KEY POINT #1- NO DENTAL INSURANCE PLAN PAYS 100% OF EVERY PROCEDURE
Dental insurance is meant to help patients pay to receive dental care. Many patients think their insurance pays 90%-100% of all dental fees, but this is not true. Most plans only pay between 50%-80% of the average total fee. Depending on the plan, some pay more, and some pay less. The percentage paid is usually determined by money paid for coverage or the type of contract the employer has set up with the insurance company.
KEY POINT #2- DENTAL INSURANCE BENEFITS ARE NOT DETERMINED BY OUR OFFICE
You may have noticed that sometimes your dental insurer reimburses you or the dentist at a lower rate than the dentist’s actual fee. Frequently, insurance companies state that the reimbursement was reduced because your dentist’s fee has exceeded the usual, customary, or reasonable fee (UCR) used by the company.
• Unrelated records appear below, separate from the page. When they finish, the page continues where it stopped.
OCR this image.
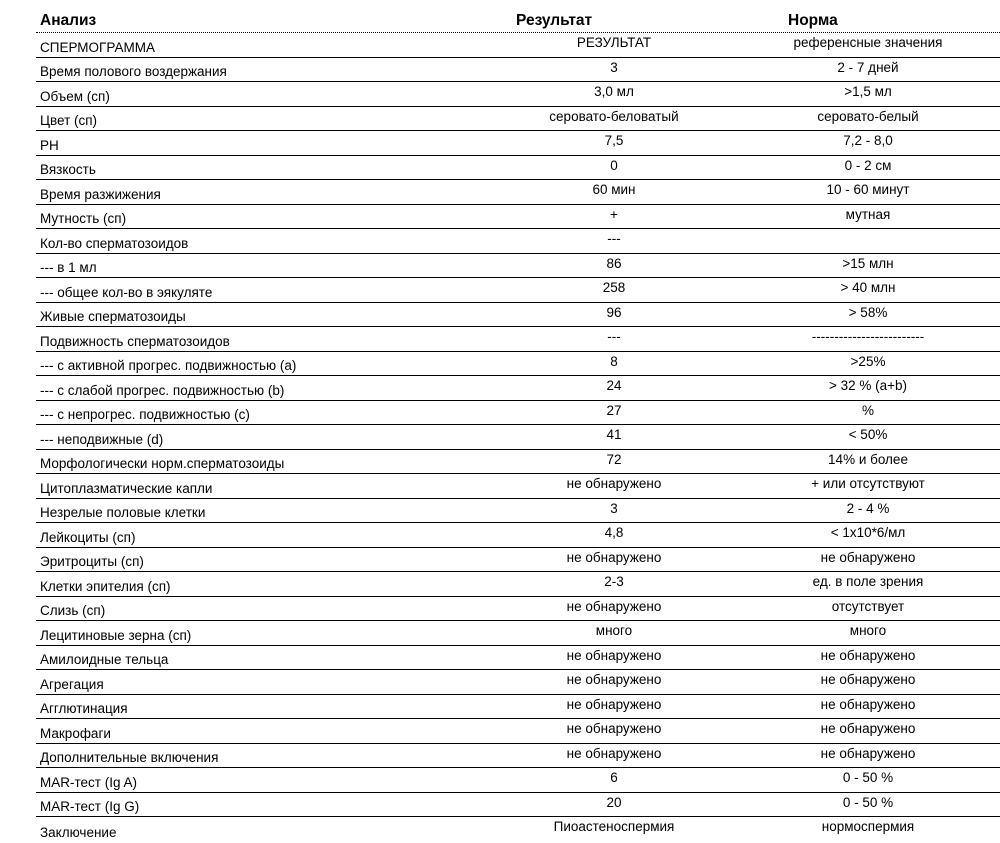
Анализ	Результат	Норма
СПЕРМОГРАММА	РЕЗУЛЬТАТ	референсные значения
Время полового воздержания	3	2 - 7 дней
Объем (сп)	3,0 мл	>1,5 мл
Цвет (сп)	серовато-беловатый	серовато-белый
PH	7,5	7,2 - 8,0
Вязкость	0	0 - 2 см
Время разжижения	60 мин	10 - 60 минут
Мутность (сп)	+	мутная
Кол-во сперматозоидов	---
--- в 1 мл	86	>15 млн
--- общее кол-во в эякуляте	258	> 40 млн
Живые сперматозоиды	96	> 58%
Подвижность сперматозоидов	---	-------------------------
--- с активной прогрес. подвижностью (a)	8	>25%
--- с слабой прогрес. подвижностью (b)	24	> 32 % (a+b)
--- с непрогрес. подвижностью (c)	27	%
--- неподвижные (d)	41	< 50%
Морфологически норм.сперматозоиды	72	14% и более
Цитоплазматические капли	не обнаружено	+ или отсутствуют
Незрелые половые клетки	3	2 - 4 %
Лейкоциты (сп)	4,8	< 1x10*6/мл
Эритроциты (сп)	не обнаружено	не обнаружено
Клетки эпителия (сп)	2-3	ед. в поле зрения
Слизь (сп)	не обнаружено	отсутствует
Лецитиновые зерна (сп)	много	много
Амилоидные тельца	не обнаружено	не обнаружено
Агрегация	не обнаружено	не обнаружено
Агглютинация	не обнаружено	не обнаружено
Макрофаги	не обнаружено	не обнаружено
Дополнительные включения	не обнаружено	не обнаружено
MAR-тест (Ig A)	6	0 - 50 %
MAR-тест (Ig G)	20	0 - 50 %
Заключение	Пиоастеноспермия	нормоспермия
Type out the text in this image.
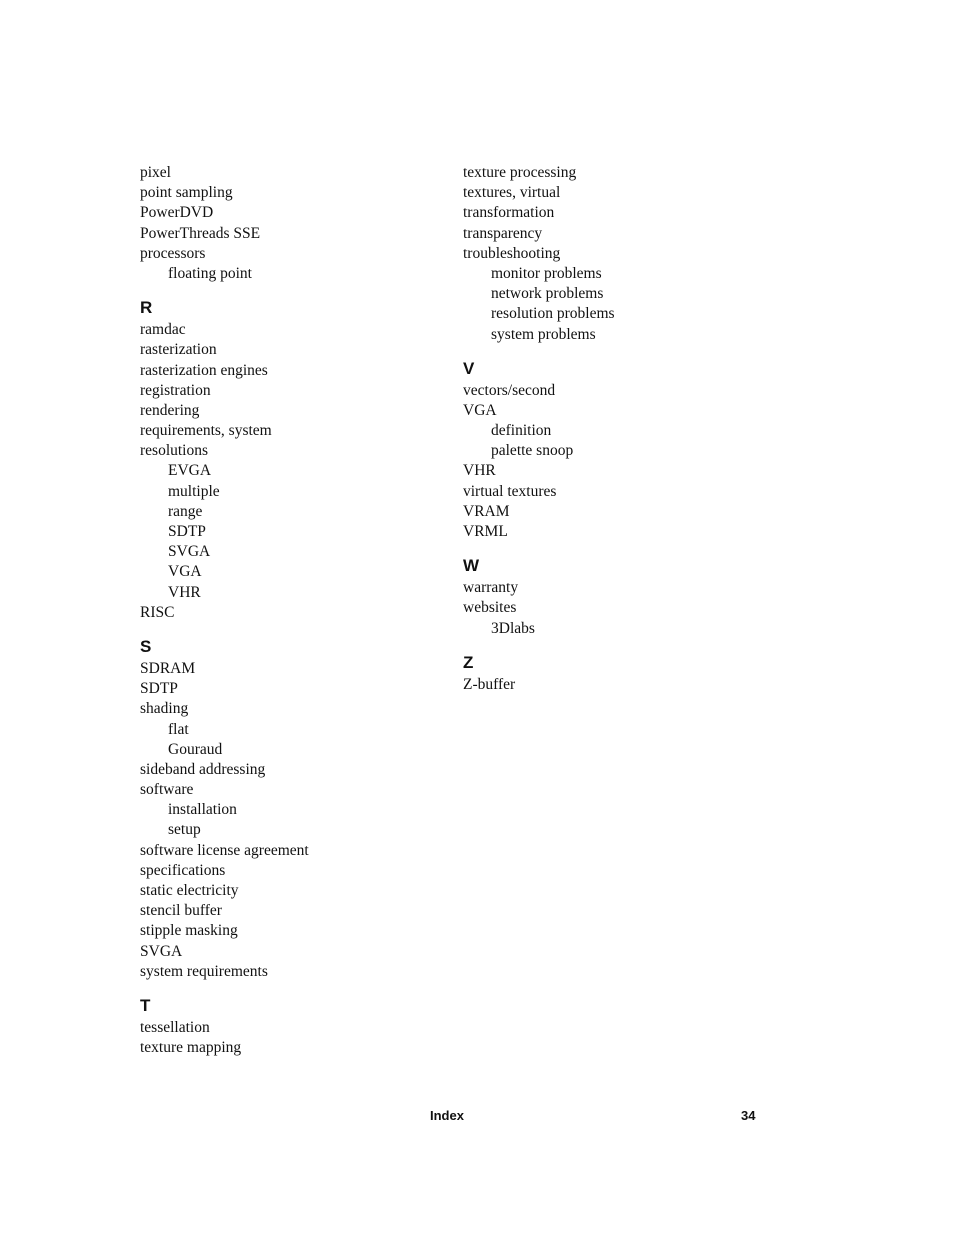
pixel
point sampling
PowerDVD
PowerThreads SSE
processors
floating point
R
ramdac
rasterization
rasterization engines
registration
rendering
requirements, system
resolutions
EVGA
multiple
range
SDTP
SVGA
VGA
VHR
RISC
S
SDRAM
SDTP
shading
flat
Gouraud
sideband addressing
software
installation
setup
software license agreement
specifications
static electricity
stencil buffer
stipple masking
SVGA
system requirements
T
tessellation
texture mapping
texture processing
textures, virtual
transformation
transparency
troubleshooting
monitor problems
network problems
resolution problems
system problems
V
vectors/second
VGA
definition
palette snoop
VHR
virtual textures
VRAM
VRML
W
warranty
websites
3Dlabs
Z
Z-buffer
Index	34
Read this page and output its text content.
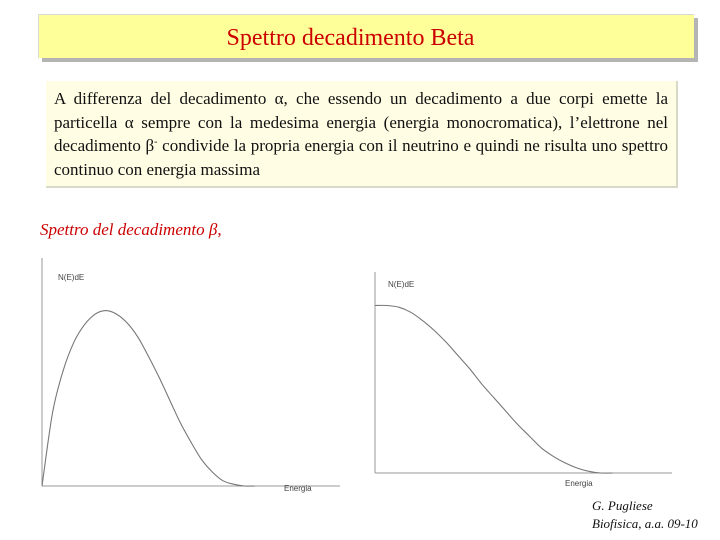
Spettro decadimento Beta

A differenza del decadimento α, che essendo un decadimento a due corpi emette la particella α sempre con la medesima energia (energia monocromatica), l’elettrone nel decadimento β- condivide la propria energia con il neutrino e quindi ne risulta uno spettro continuo con energia massima

Spettro del decadimento β,

N(E)dE
Energia
N(E)dE
Energia

G. Pugliese
Biofisica, a.a. 09-10
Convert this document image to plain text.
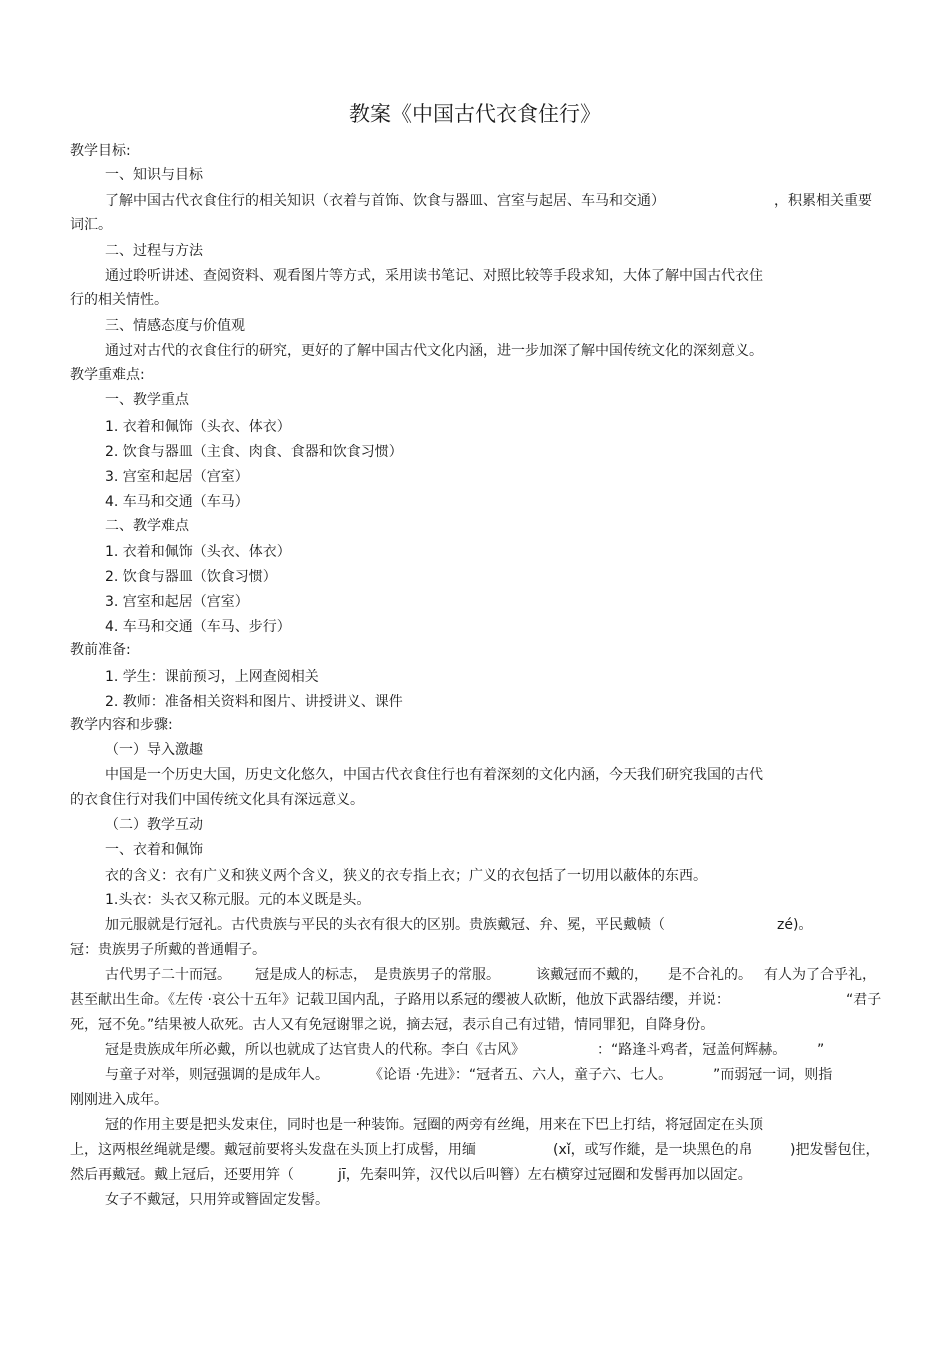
教案《中国古代衣食住行》
教学目标:
一、知识与目标
了解中国古代衣食住行的相关知识（衣着与首饰、饮食与器皿、宫室与起居、车马和交通）	，积累相关重要
词汇。
二、过程与方法
通过聆听讲述、查阅资料、观看图片等方式，采用读书笔记、对照比较等手段求知，大体了解中国古代衣住
行的相关情性。
三、情感态度与价值观
通过对古代的衣食住行的研究，更好的了解中国古代文化内涵，进一步加深了解中国传统文化的深刻意义。
教学重难点:
一、教学重点
1. 衣着和佩饰（头衣、体衣）
2. 饮食与器皿（主食、肉食、食器和饮食习惯）
3. 宫室和起居（宫室）
4. 车马和交通（车马）
二、教学难点
1. 衣着和佩饰（头衣、体衣）
2. 饮食与器皿（饮食习惯）
3. 宫室和起居（宫室）
4. 车马和交通（车马、步行）
教前准备:
1. 学生：课前预习，上网查阅相关
2. 教师：准备相关资料和图片、讲授讲义、课件
教学内容和步骤:
（一）导入激趣
中国是一个历史大国，历史文化悠久，中国古代衣食住行也有着深刻的文化内涵，今天我们研究我国的古代
的衣食住行对我们中国传统文化具有深远意义。
（二）教学互动
一、衣着和佩饰
衣的含义：衣有广义和狭义两个含义，狭义的衣专指上衣；广义的衣包括了一切用以蔽体的东西。
1.头衣：头衣又称元服。元的本义既是头。
加元服就是行冠礼。古代贵族与平民的头衣有很大的区别。贵族戴冠、弁、冕，平民戴帻（	zé)。
冠：贵族男子所戴的普通帽子。
古代男子二十而冠。 冠是成人的标志， 是贵族男子的常服。	该戴冠而不戴的， 是不合礼的。 有人为了合乎礼，
甚至献出生命。《左传 ·哀公十五年》记载卫国内乱，子路用以系冠的缨被人砍断，他放下武器结缨，并说：	“君子
死，冠不免。”结果被人砍死。古人又有免冠谢罪之说，摘去冠，表示自己有过错，情同罪犯，自降身份。
冠是贵族成年所必戴，所以也就成了达官贵人的代称。李白《古风》	：“路逢斗鸡者，冠盖何辉赫。 ”
与童子对举，则冠强调的是成年人。	《论语 ·先进》：“冠者五、六人，童子六、七人。	”而弱冠一词，则指
刚刚进入成年。
冠的作用主要是把头发束住，同时也是一种装饰。冠圈的两旁有丝绳，用来在下巴上打结，将冠固定在头顶
上，这两根丝绳就是缨。戴冠前要将头发盘在头顶上打成髻，用缅	(xǐ，或写作縰，是一块黑色的帛	)把发髻包住，
然后再戴冠。戴上冠后，还要用笄（	jī，先秦叫笄，汉代以后叫簪）左右横穿过冠圈和发髻再加以固定。
女子不戴冠，只用笄或簪固定发髻。
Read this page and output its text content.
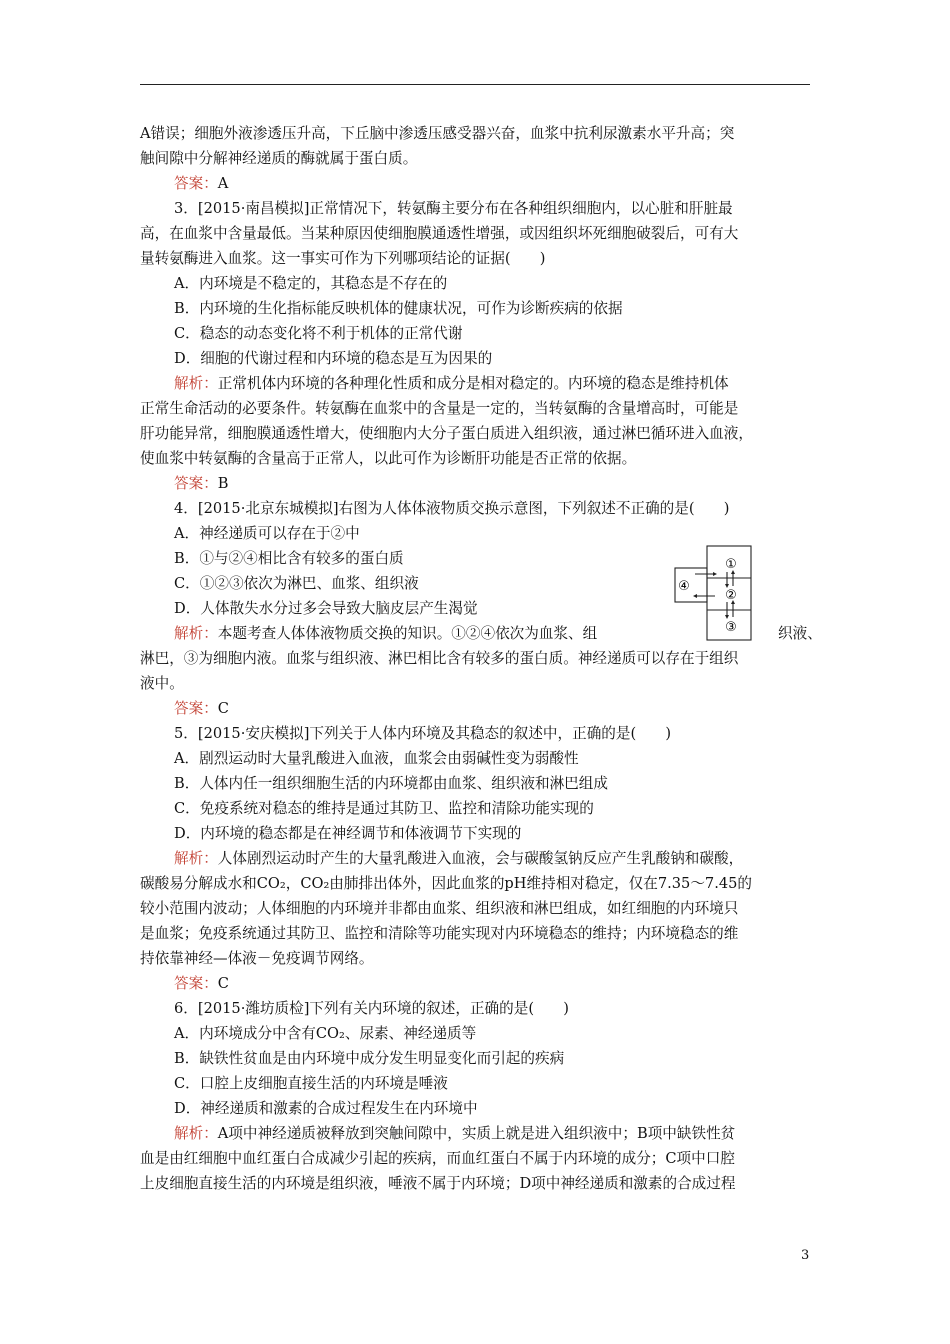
A错误；细胞外液渗透压升高，下丘脑中渗透压感受器兴奋，血浆中抗利尿激素水平升高；突
触间隙中分解神经递质的酶就属于蛋白质。
答案：A
3．[2015·南昌模拟]正常情况下，转氨酶主要分布在各种组织细胞内，以心脏和肝脏最
高，在血浆中含量最低。当某种原因使细胞膜通透性增强，或因组织坏死细胞破裂后，可有大
量转氨酶进入血浆。这一事实可作为下列哪项结论的证据(　　)
A．内环境是不稳定的，其稳态是不存在的
B．内环境的生化指标能反映机体的健康状况，可作为诊断疾病的依据
C．稳态的动态变化将不利于机体的正常代谢
D．细胞的代谢过程和内环境的稳态是互为因果的
解析：正常机体内环境的各种理化性质和成分是相对稳定的。内环境的稳态是维持机体
正常生命活动的必要条件。转氨酶在血浆中的含量是一定的，当转氨酶的含量增高时，可能是
肝功能异常，细胞膜通透性增大，使细胞内大分子蛋白质进入组织液，通过淋巴循环进入血液，
使血浆中转氨酶的含量高于正常人，以此可作为诊断肝功能是否正常的依据。
答案：B
4．[2015·北京东城模拟]右图为人体体液物质交换示意图，下列叙述不正确的是(　　)
A．神经递质可以存在于②中
B．①与②④相比含有较多的蛋白质
C．①②③依次为淋巴、血浆、组织液
D．人体散失水分过多会导致大脑皮层产生渴觉
解析：本题考查人体体液物质交换的知识。①②④依次为血浆、组	织液、
淋巴，③为细胞内液。血浆与组织液、淋巴相比含有较多的蛋白质。神经递质可以存在于组织
液中。
答案：C
①
②
③
④
5．[2015·安庆模拟]下列关于人体内环境及其稳态的叙述中，正确的是(　　)
A．剧烈运动时大量乳酸进入血液，血浆会由弱碱性变为弱酸性
B．人体内任一组织细胞生活的内环境都由血浆、组织液和淋巴组成
C．免疫系统对稳态的维持是通过其防卫、监控和清除功能实现的
D．内环境的稳态都是在神经调节和体液调节下实现的
解析：人体剧烈运动时产生的大量乳酸进入血液，会与碳酸氢钠反应产生乳酸钠和碳酸，
碳酸易分解成水和CO₂，CO₂由肺排出体外，因此血浆的pH维持相对稳定，仅在7.35～7.45的
较小范围内波动；人体细胞的内环境并非都由血浆、组织液和淋巴组成，如红细胞的内环境只
是血浆；免疫系统通过其防卫、监控和清除等功能实现对内环境稳态的维持；内环境稳态的维
持依靠神经—体液－免疫调节网络。
答案：C
6．[2015·潍坊质检]下列有关内环境的叙述，正确的是(　　)
A．内环境成分中含有CO₂、尿素、神经递质等
B．缺铁性贫血是由内环境中成分发生明显变化而引起的疾病
C．口腔上皮细胞直接生活的内环境是唾液
D．神经递质和激素的合成过程发生在内环境中
解析：A项中神经递质被释放到突触间隙中，实质上就是进入组织液中；B项中缺铁性贫
血是由红细胞中血红蛋白合成减少引起的疾病，而血红蛋白不属于内环境的成分；C项中口腔
上皮细胞直接生活的内环境是组织液，唾液不属于内环境；D项中神经递质和激素的合成过程
3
This statement gives the impression that any fee above the amount paid by the insurance company, or higher than the amounts charged by other dentists in the area, is unreasonable. This information can be very misleading for patients. Insurance companies set their fee schedules, and each company uses a different set of fees they consider allowable. These allowable fees may vary widely because each company collects fee information from claims they process. Insurance companies then take this data and arbitrarily choose a level they call “allowable” UCR Fee.
Frequently this data is three to five years old, and the “allowable” fees are set by the insurance company so they can earn a net 20%-30% profit. Unfortunately, insurance companies imply your dentist is overcharging rather than declaring they are underpaying or that their benefits are low. In general, the less expensive the insurance policy, the lower the usual, customary, or reasonable (UCR) figure.
KEY POINT #3- DENTAL PLAN DEDUCTIBLES & CO-PAYMENTS MUST BE CONSIDERED
When estimating dental benefits, deductibles and percentages are considered. To illustrate this better, let’s assume a service fee is $100.00, and pretend the insurance company allows $100.00 as its usual and customary “UCR” fee. We can estimate the patient portion as follows: First, a deductible is usually paid by the patient, which is on average $50.00, so $50.00 is subtracted from the total amount leaving $50.00 pending. If the insurance plan pays 80% for this particular service, the insurance will pay 80% of $50.00, or $40.00. Out of the $100.00 fee, we can estimate the insurance will pay $40.00, leaving $60.00 to be paid by the patient. Of course, if the UCR is less than $100.00, or if the plan pays at 50% instead of 80%, the insurance benefits will be significantly lower.
PLEASE KEEP US INFORMED of any insurance changes such as policy name, insurance company address, or a change of employment. We cannot provide you with accurate treatment plan estimates if we have outdated insurance information on file. It is your responsibility to update this information on your child’s dental record before their appointment.